Finding a machine with a pulsator with 50:50 ratio may be difficult, however, and the claim that goat milking machines cause mastitis is an “old wive’s tale,” Vandergriff said.

“If the machines are used correctly, the chances of a doe getting mastitis are no greater than with hand milking,” he said.

“Mastitis is simply an inflammation of the udder from being kicked or from a bacterial infection. With the bacteria, if you don’t do a good job of sanitation between goats, you’ve got the milk machine inflation and as you go from one goat to the other you have a real possibility of passing the bacteria on. Also people will forget and over milk a goat and bruise her udder. You could say that milking machines caused that but it’s really the carelessness of the operator.”

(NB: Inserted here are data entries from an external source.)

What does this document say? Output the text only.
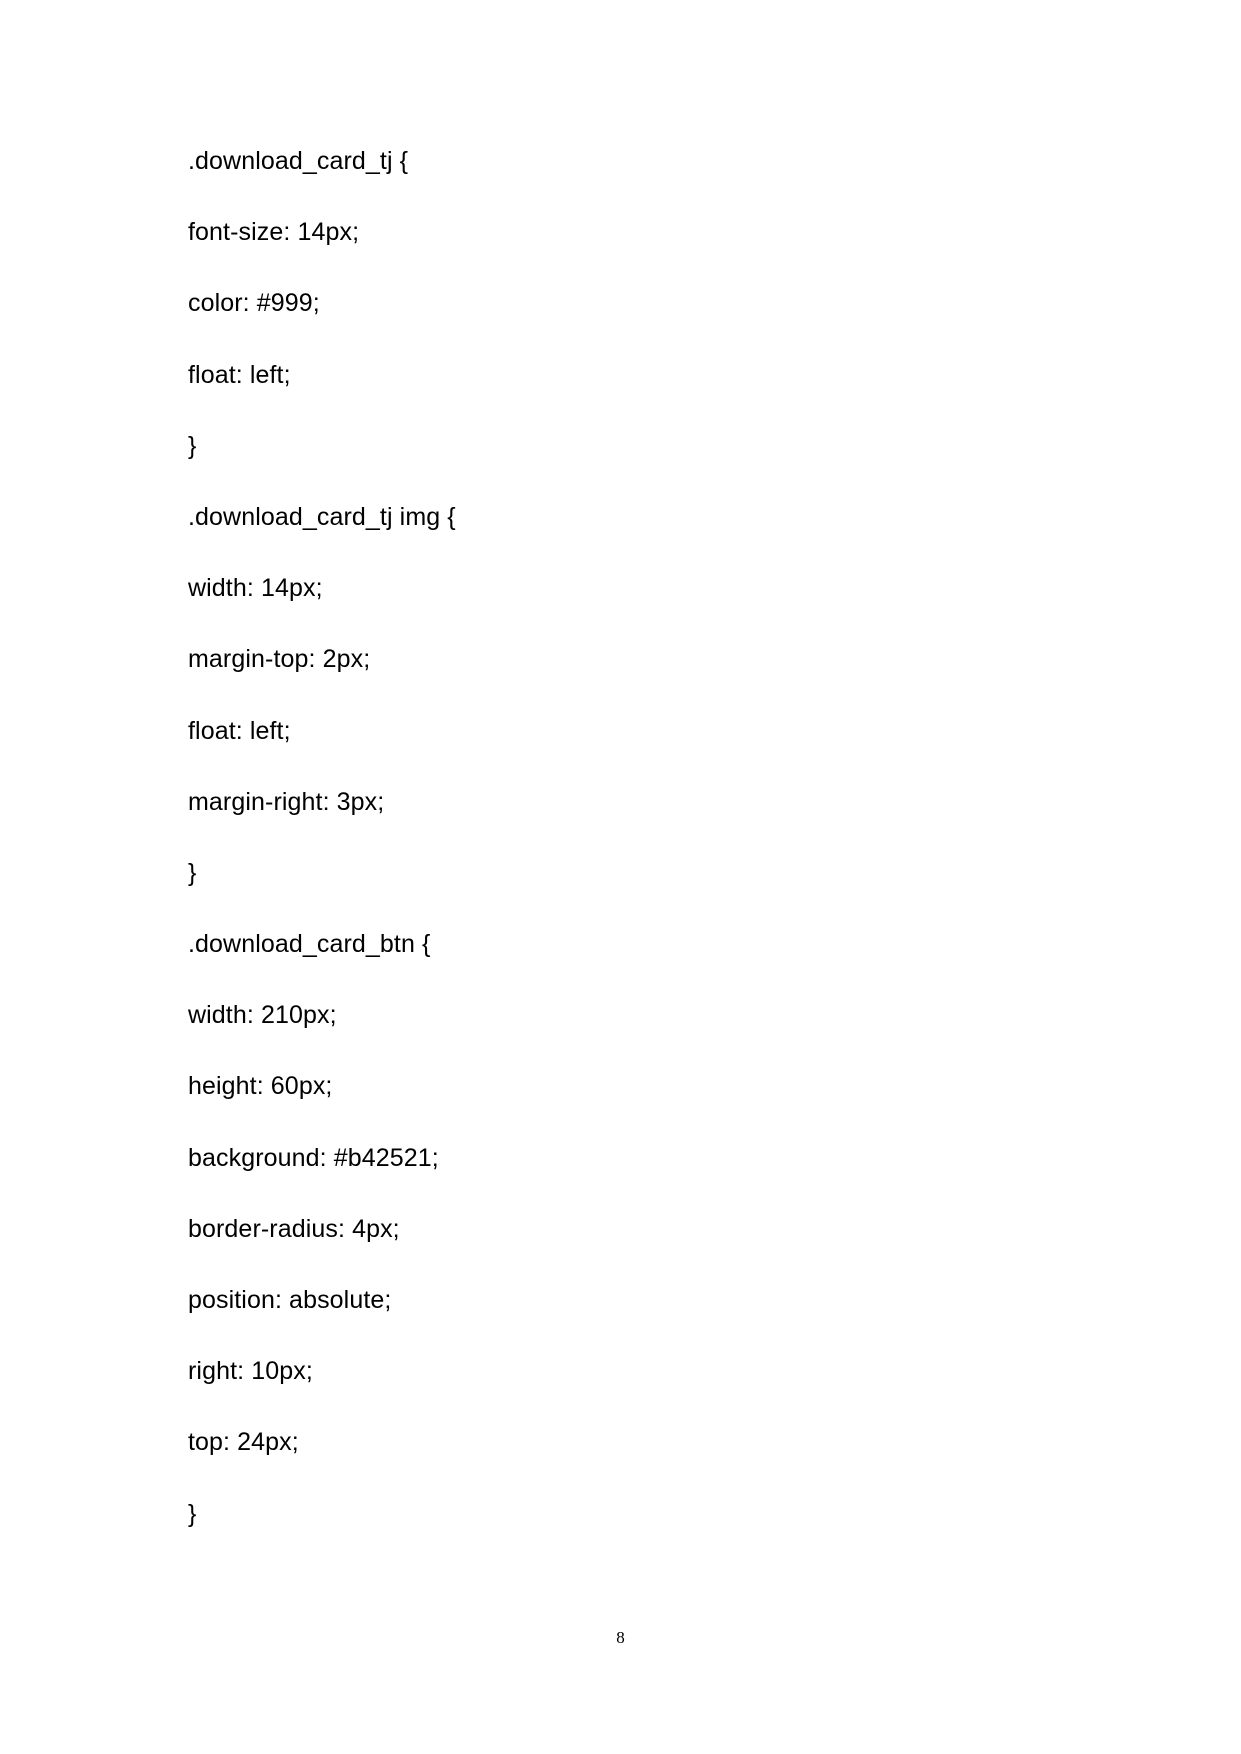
.download_card_tj {
font-size: 14px;
color: #999;
float: left;
}
.download_card_tj img {
width: 14px;
margin-top: 2px;
float: left;
margin-right: 3px;
}
.download_card_btn {
width: 210px;
height: 60px;
background: #b42521;
border-radius: 4px;
position: absolute;
right: 10px;
top: 24px;
}
8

Although milking machines are fairly easy to operate Vandergriff suggested a visit to a farm, even a cow dairy, where one is being used before personally trying out the machine one goats at home. Watching some one else operate the equipment will make it a little easier for the first time user, he said.

Caprine Supply’s ABC’s booklet is also useful. It explains how milking machines work and describes each part of a generic milking system. And, regardless where the milking machine is purchased, Vandergriff said to make sure they have a reliable and fast parts supply.

Some other companies that make goat milking systems include: Missouri based Hamby Dairy Supply; Parts Department of Trumbell, Connecticutt; and Hoegger Supply, Fayetteville, Georgia.

Hamby Dairy Supply, owned by Paul and Ronda Hamby, makes a number of models ranging in size from their two gallon Goat Milker Assembly, which they promote as being useful for milking at shows or for miniature goats, to a seven gallon stainless steel, or poly, milking bucket with Goat Claws, Interpuls pulsator, adapter and all necessary tubes and hoses to milk two goats. Hamby Supply has been inovative in providing clear milk lines and a clear seven gallon plastic goat milking bucket assembly for better visual assessment of the milking process. All of Hamby’s products can be set up for either full size goats or Nigerians. Hamby’s complete “Goat Bucket Milker System-four at a time” comes with two, seven-gallon clear buckets, two milking claws, and an oil vacuum pump, for $2,395.

Hoegger Supply makes the Deluxe 2-Goat Milking System which is portable and can be plugged into any home electric system. The system is unique in that it comes with a smaller, and therefore lighter when full, stainless steel milk bucket, called the belly pail. The Hoegger system also features an adjustable pulsation speed at either 40 or 60 cycles per minute. The machine, set up for milking one goat, costs $1,350. Set up to milk two does it goes for $1,595.

The market for goat milking machines like those made by Sig-Edi, Caprine Supply, Conde, Hamby, Hoegger, and others is likely to continue to grow as more and more goat farming practitioners realize the ease it can afford them.